Major Dynastic Periods of Traditional Chinese History
Pre-imperial Shang c. 1700 – 1045 B.C.
Zhou 1045 – 256 B.C.
Imperial Qin 221 – 208 B.C.
Han 206 B.C. – A.D. 220
“Six Dynasties” 220 – 589
Sui 589 – 617
Tang 618 – 907
“Five Dynasties” 907 – 960
Song 960 – 1279
Yuan 1279 – 1368
Ming 1368 – 1644
Qing 1644 – 1911

The first two dynasties were ruled by “kings” (to translate the Chinese term into its rough English equivalent), whose power was somewhat limited, and whose “kingdoms” were significantly smaller than contemporary China. Beginning in the year 221 B.C., however, the greater part of today’s China was unified and then expanded under an enormously powerful but short-lived ruling house, the Qin (pronounced “Chin,” from which the word “China” is derived). From this time, China is considered to have become an empire, ruler by an “Emperor,” a title which translates a grandiose term coined for himself by the founder of the Qin, a man known as “the First Emperor.”

When people in China think of time in the distant past, they don’t think of it in terms of this or that century; they think back to dynasties. Each dynasty has a narrative of events and outstanding people, as well as a distinctive cultural character, and this makes Chinese cultural history, despite its great length, something that can be conceptualized with relative ease.

Society: the primacy of the male order, the family, and the state

China’s cultural history may be the most diverse of any in the world, and no generalization is likely to be entirely true.

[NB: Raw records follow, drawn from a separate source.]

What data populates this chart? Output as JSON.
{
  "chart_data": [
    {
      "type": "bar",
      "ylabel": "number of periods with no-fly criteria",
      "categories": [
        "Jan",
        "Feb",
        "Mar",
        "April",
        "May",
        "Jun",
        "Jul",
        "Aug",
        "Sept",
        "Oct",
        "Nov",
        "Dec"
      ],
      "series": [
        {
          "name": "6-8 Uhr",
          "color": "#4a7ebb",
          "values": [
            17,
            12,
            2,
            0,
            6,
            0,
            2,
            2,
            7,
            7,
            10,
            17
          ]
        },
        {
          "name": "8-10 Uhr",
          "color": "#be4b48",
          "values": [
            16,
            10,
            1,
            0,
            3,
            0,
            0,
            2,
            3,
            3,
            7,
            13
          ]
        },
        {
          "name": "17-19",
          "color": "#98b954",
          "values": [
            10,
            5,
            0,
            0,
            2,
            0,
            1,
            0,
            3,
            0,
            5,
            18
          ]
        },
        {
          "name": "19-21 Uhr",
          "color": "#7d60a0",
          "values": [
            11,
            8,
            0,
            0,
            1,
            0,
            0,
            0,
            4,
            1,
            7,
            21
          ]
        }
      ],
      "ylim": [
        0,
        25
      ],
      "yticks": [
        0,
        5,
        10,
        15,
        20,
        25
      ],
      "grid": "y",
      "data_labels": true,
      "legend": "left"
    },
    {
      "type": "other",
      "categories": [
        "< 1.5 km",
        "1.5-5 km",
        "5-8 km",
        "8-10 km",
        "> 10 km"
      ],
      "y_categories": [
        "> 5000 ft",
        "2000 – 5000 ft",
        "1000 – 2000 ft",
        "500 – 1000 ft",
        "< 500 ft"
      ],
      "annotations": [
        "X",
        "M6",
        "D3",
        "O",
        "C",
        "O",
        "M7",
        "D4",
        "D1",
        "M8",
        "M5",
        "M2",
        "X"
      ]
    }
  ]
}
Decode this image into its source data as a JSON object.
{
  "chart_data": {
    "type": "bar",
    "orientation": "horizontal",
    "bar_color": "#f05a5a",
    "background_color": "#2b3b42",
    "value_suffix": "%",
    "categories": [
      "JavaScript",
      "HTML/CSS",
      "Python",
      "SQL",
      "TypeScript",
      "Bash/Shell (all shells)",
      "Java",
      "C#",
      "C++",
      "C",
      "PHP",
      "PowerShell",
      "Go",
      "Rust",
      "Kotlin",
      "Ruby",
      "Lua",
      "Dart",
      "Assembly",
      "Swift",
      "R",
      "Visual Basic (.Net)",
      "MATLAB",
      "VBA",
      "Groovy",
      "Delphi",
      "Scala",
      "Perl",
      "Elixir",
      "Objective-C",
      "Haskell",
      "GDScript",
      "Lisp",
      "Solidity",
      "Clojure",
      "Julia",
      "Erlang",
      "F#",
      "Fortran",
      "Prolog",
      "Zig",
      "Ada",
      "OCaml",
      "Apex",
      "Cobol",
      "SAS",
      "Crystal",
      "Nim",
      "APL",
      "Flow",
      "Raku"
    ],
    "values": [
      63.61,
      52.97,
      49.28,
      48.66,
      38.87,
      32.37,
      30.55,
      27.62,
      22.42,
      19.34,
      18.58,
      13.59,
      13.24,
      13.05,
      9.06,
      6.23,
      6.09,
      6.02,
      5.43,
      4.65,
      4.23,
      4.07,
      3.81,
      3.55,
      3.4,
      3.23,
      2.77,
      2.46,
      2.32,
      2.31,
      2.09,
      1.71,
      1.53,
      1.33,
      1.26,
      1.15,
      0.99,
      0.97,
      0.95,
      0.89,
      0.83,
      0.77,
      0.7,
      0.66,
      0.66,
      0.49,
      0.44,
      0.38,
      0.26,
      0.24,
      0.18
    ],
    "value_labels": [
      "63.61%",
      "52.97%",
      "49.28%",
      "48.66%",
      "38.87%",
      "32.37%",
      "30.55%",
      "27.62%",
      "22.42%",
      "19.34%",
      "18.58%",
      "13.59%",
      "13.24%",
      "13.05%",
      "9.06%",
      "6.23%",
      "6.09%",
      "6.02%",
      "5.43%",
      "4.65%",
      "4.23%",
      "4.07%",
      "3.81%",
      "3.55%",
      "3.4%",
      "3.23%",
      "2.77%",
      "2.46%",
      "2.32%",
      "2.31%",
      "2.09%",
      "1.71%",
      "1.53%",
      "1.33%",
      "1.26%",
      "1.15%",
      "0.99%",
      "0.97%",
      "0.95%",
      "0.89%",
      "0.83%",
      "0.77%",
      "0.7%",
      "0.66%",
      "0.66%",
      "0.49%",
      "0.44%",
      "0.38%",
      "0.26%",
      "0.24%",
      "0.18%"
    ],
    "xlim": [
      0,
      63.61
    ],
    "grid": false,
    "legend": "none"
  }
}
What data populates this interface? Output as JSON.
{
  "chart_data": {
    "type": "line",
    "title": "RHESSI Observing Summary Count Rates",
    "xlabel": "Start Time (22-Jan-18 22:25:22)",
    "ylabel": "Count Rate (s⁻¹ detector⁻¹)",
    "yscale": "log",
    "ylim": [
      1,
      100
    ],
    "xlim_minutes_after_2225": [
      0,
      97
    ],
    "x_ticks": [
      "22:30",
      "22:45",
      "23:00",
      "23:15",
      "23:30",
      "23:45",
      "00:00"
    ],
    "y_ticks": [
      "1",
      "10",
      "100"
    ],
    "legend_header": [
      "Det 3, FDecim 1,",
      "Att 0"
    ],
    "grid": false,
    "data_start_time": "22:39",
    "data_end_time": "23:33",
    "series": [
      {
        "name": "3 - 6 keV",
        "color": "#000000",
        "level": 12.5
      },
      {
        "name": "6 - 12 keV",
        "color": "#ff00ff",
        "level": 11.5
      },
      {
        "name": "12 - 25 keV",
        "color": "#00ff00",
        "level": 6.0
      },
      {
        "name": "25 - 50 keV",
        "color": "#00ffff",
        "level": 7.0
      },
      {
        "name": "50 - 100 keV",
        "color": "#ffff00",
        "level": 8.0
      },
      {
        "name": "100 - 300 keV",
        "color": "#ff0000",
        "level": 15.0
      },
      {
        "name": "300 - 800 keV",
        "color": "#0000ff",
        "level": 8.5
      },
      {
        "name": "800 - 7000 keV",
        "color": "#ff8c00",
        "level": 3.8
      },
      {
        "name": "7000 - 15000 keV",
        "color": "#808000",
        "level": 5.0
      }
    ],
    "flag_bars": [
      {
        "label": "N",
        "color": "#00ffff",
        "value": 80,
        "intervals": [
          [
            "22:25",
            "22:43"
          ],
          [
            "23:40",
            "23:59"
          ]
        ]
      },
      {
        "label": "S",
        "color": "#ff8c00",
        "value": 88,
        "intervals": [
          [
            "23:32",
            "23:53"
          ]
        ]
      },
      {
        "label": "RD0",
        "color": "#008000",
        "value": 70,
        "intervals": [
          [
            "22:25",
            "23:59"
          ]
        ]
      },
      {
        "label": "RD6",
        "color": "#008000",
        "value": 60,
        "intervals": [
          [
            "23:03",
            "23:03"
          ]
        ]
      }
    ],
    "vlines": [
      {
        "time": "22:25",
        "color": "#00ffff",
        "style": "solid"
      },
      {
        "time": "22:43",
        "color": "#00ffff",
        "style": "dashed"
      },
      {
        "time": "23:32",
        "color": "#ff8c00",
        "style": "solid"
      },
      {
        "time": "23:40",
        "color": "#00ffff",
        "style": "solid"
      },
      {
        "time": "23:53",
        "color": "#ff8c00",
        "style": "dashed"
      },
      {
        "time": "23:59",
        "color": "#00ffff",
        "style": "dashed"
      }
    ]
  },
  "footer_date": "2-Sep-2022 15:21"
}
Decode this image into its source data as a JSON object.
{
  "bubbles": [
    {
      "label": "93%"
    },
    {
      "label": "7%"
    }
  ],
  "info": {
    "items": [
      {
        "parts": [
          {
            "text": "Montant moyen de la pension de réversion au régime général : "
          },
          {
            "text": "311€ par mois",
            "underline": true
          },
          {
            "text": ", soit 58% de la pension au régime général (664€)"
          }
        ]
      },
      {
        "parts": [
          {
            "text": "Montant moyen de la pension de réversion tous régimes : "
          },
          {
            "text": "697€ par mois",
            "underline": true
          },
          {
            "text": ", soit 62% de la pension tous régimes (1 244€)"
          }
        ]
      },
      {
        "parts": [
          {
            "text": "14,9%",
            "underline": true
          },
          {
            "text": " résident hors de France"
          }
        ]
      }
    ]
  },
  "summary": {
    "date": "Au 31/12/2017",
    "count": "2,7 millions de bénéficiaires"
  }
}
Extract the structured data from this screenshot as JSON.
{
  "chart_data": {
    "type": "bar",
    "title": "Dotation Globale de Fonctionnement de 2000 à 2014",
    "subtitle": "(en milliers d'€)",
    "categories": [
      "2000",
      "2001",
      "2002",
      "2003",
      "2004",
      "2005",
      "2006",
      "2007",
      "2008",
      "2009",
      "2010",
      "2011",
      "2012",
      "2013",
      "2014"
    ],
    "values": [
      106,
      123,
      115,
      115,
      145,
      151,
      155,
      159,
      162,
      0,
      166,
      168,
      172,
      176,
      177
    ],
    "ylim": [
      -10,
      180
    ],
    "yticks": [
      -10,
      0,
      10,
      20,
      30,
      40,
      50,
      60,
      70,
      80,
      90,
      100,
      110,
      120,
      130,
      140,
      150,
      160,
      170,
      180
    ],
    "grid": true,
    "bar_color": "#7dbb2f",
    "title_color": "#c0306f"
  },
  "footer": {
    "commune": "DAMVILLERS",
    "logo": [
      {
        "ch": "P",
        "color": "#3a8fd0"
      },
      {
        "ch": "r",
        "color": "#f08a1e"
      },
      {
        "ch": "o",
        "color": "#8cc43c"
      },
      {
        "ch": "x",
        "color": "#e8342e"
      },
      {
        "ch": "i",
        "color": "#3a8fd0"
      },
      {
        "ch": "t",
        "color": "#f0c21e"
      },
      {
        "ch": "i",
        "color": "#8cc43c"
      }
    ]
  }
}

However, the often repeated statement that the family is of overwhelming importance to Chinese culture has a great deal of validity. Of course, the family is such a basic human form that it is important in all world cultures, but the institutions associated with the family in Chinese tradition have been unusually profound and self-conscious. It seems equally true to stress that in China, the authority and influence of the state – the emperor’s government – has been unusually strong and pervasive, a pattern that continues today. What is less often noted is that between the levels of the state and the family – where in many societies various forms of “community” institutions are found – there tends to be a relative gap in China, both historically and today.